I don't begrudge her. I'm bitter. I wanted that job. Client care and marketing. That was actually when I most enjoyed the job I'm presently working, when I was doing both. Life got hard and the job got harder, so I was put on "easier" tasks. In hindsight, I wish I hadn't been. I was good at it. There's a lot to be said for working through shit, y'know.
Sigh. I wanted this job. Badly. She had a great vision for where the place was going. I'd be getting in on the ground floor of a new direction for an industry stalwart. It'd have been pretty fucking cool. And I lose it because I don't look healthy enough?
There's a slap in the face I feel I desperately need. It fucking hurts, to tell the truth, but it's probably the right disappointment at the right time.
Every time I begin a new focus on health in my life, I manage to fuck it up shortly thereafter. Life gets difficult, stress happens, I get lazy, whatever. It comes from being raised to associate with food emotionally. Had a bad day? That's okay, sweetheart. Have a cookie. You had a great day? Why, let's celebrate with steak!
There's just not a lot of emotional satisfaction from an apple, okay? A cinnamon bun, though. Ah, well. Slap that Band-aid right on! I've known this for a long time. I'm working on it. It's not something that changes overnight, but it's also not something that seems to be working well enough on a gradual basis.
Though, if you looked at my life with food on a chart or graph, the association with healthier things has definitely been on a steady rise for the last three or four years. It's just gradual, and I've known for a while that the time for drastic action is now. I'm just not finding the end-all motivation. Also, my lapses take longer to happen and my rebounds occur sooner. So, that's something good.
Pride's a good one, though. Dad's diabetic breakdown's a good one, too. Back when that happened, I got the flu shot from my doctor and made an appointment to see a nutritionist. That's around the corner now. Good timing, no doubt.

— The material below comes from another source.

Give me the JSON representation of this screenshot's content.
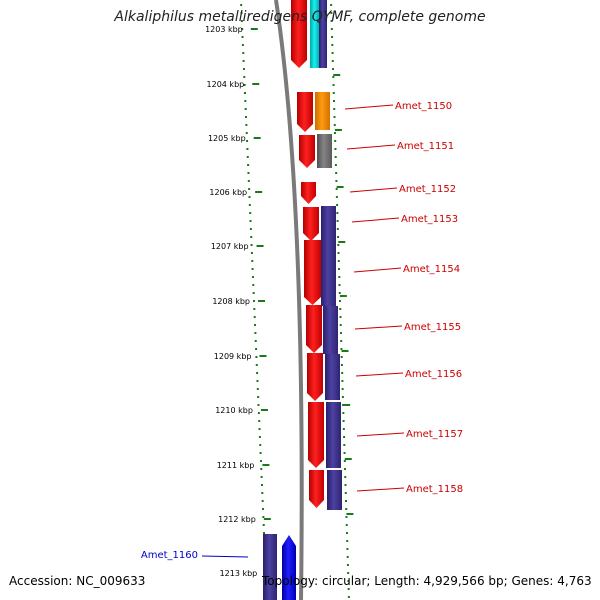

Sigh. Blah! This woman's made a big mistake. She'll be missing out. I already had good ideas for their marketing and had even designed an ad for the hell of it. But it's not to be. As for me, I'll be taking some motivation from this. What else is there to take, huh?
Whatever, I still have a job for the foreseeable future. It's one I like and enjoy, but I'm not getting any stable offers from them for longterm, which puts me in the awkward position of trying to keep the job while trying to find another. They're understanding enough, which is good.
Not a lot of jobs have ever come my way that would combine all I have to offer, and this one was the first to do that. Hence, bummed. Big way. But now I have something to prove. And, lookie, the time for resolutions is upon us. Funny how that works.
My new year's weekend is going to be lowkey. Friends for dinner tonight, work tomorrow followed by a heady double bill, and then I'm keeping to myself for a creative three-day break. I got some shit to get started on. This fall-through job prospect has wasted a lot of my fucking focus this month. I got to get it back and I feel like I'm about to burst anyhow.
Y'know... as shitty as this whole rejected-again deal is, I gotta say... I got an idea or two from it already, not to mention a little fire under my ass in other areas.
I'm going to go have fun and write a few notes while watching some of "Wonder Boys", a movie I turn to whenever I'm frustrated about writing/life. There's a line in there, to the effect of, "Grady, in class you're always telling us writers need to make choices. Seems to me... you didn't make any choices."
And I'll tell you, most of the problems in my life, in my writing, in everything, is because I fail to make choices. I allow myself to be led by the flow, and sometimes that's just not good enough, I'm discovering. Sigh. Anyhow. Off I go.